No seu caso, um programa gerencia o fluxo de mercadorias e gera relatórios com indicadores que ajudam a fazer ajustes. Por exemplo, na hora de emitir etiquetas de controle em geladeira para um molho, o sistema entende que aquela preparação foi feita e dá baixa dos ingredientes no estoque —e registra a quantidade de molho disponível. Cada sistema oferece funcionalidades diferentes, mas é preciso e aprender a operá-lo e alimentá-lo para que os resultados apareçam, diz o chef.

Se, mesmo assim, um restaurante se deparar com um acúmulo de alimentos que não será usado, pode fazer uma doação. É possível recorrer a iniciativas como o Comida Invisível, que conecta pessoas e empresas com organizações que precisam de apoio.

Com a chegada da Covid, cresceu a demanda do projeto, que trabalha com alimentos in natura, prontos para consumo e industrializados dentro do prazo de validade. Segundo Daniela Leite, 47, fundadora, o tempo que uma oferta de doação fica na plataforma até ser aceita é de aproximadamente 8 minutos.

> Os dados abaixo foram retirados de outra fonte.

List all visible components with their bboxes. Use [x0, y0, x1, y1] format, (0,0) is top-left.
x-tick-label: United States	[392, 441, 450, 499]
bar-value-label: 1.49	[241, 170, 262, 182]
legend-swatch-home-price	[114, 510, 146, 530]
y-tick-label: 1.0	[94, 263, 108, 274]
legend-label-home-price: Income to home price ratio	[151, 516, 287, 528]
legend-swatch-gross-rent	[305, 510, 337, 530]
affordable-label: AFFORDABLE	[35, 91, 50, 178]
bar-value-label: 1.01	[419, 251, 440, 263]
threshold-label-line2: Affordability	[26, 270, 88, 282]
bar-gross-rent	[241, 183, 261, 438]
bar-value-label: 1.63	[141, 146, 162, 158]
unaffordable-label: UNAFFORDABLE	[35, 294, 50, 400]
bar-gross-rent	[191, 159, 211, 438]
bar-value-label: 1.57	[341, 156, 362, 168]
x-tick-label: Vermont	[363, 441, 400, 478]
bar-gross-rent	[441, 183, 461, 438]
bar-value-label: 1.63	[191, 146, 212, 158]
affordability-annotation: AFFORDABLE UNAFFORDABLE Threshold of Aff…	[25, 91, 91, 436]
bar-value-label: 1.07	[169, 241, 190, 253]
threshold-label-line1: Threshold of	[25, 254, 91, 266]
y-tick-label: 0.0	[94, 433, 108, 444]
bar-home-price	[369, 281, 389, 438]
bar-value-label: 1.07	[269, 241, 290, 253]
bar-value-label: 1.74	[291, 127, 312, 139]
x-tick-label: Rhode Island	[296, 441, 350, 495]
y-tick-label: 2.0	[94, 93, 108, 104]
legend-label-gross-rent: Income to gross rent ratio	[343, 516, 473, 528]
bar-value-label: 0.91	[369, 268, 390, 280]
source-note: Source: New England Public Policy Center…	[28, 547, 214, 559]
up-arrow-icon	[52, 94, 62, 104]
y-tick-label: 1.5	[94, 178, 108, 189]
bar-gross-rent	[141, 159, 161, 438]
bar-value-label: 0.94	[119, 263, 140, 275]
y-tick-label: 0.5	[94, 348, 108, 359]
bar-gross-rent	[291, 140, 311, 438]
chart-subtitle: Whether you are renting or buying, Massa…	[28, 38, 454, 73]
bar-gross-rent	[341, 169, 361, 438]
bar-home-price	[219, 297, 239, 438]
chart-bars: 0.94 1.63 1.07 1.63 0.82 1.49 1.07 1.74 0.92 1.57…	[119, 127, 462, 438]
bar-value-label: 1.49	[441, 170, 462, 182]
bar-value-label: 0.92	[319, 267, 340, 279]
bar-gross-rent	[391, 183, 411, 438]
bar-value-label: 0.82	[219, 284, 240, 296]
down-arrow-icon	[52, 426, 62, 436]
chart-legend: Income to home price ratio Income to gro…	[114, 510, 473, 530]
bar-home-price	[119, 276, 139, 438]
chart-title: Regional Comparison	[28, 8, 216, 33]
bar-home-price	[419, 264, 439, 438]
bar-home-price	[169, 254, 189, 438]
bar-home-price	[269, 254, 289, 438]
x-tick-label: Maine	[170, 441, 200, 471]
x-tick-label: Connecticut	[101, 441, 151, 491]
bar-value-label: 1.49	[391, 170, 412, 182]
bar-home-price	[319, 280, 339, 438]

Cerca de 115 estabelecimentos comerciais atuam em parceria com o Comida Invisível. Entre eles, está a Confeitaria Marilia Zylbersztajn, em Pinheiros, São Paulo. A proprietária, Marilia, 38, doa 20 litros de claras de ovos orgânicos por semana —usadas, em geral, como proteína da alimentação servida a moradores de rua. Ela tem de aceitar um termo de responsabilidade de que o ingrediente foi manuseado de forma segura.

“Funciona bem. A oferta é aceita de forma simples e a organização vem buscar. Muitas vezes, não entendemos como aquele alimento será usado, mas há muita gente que consegue fazer isso rapidamente.”